In fact, it seems virtually impossible to describe the indelible layers of humanity which reach out from the screen and wrench every last ounce of your strength. The picture forces you to commit to grief as much as it alternately creates a sense of acceptance on this bold, brave journey along the Chilean highways and byways of life and death.
I prefer to think of the film as experiential, but with a complex character at the core, so beautifully conceived by Veninger and gorgeously acted by her handsome, talented leading man Pedro Fontaine.
Fontaine movingly exorcises the grief his character feels for the sweet, vibrant young man he loved, a young man who passed away far too early in life. Fontaine plays a man on an odyssey to the ends of the earth in Chile (gorgeously rendered by cinematographer Dylan McLeod). Using his dead lover's diary-like book of sketches, collages and other lovely works of art as a kind of emotional road map on this journey is one of the simplest, most evocative tools to tell a mostly visual story.
His private grief in addition to an episodic, always-fascinating series of life-affirming scenes involving Fontaine and several people he meets on the way, still have me trembling at one moment and in deep rumination the next - similar to how I watched and experienced it on a big screen and even now, in those moments when I think back on it.

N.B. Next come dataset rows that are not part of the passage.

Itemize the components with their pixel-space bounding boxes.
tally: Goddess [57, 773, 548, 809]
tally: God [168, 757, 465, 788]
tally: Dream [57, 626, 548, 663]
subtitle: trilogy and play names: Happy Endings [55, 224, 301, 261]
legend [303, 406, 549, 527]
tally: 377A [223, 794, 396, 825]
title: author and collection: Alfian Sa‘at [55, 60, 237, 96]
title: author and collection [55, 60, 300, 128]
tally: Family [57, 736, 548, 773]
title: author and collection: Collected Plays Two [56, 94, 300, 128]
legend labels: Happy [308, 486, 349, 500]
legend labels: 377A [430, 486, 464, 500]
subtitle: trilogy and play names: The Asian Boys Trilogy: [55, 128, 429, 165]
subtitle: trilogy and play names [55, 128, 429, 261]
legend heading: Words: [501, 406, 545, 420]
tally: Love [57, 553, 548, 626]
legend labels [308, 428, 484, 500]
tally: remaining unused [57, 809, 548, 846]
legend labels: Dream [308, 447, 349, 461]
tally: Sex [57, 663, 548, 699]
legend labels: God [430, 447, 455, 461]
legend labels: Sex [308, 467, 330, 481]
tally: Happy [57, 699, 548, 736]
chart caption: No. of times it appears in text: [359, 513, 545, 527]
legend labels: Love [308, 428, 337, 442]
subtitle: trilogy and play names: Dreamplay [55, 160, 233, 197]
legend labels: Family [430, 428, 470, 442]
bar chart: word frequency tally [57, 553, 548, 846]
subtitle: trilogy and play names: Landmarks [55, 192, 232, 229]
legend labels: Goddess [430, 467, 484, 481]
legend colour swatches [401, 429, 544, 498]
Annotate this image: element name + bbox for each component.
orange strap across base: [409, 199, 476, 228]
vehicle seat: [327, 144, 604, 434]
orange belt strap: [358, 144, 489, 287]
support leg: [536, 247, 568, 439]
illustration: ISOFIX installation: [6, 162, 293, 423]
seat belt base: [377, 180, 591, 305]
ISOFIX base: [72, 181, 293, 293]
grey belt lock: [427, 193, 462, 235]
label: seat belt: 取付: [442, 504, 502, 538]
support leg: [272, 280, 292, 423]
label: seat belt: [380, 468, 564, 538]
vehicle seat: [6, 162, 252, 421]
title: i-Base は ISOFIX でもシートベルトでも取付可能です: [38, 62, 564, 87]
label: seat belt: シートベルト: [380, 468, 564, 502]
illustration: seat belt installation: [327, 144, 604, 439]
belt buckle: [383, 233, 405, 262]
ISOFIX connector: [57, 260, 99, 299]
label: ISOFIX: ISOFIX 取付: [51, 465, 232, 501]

The one thing that both excites me and yet fills me with a kind of regret is that the film will only be presented in theatrical venues with a live score performed by local musicians in whatever area it plays. When I saw it, there was indeed a solid score beautifully played live. That said, the film, in addition to its visual gifts, is blessed with an astonishing soundscape of location sound and designed sound. This frankly, has the potential to be the film's score and one hopes this is something considered for an eventual Blu-Ray release.
I always maintain how simplicity is what yields complexity. Nowhere in recent memory is this more apparent than in the dazzling and heartbreaking He Hated Pigeons.
THE FILM CORNER RATING: ***** Five Stars
He Hated Pigeons is playing at the 2015 Whistler Film Festival.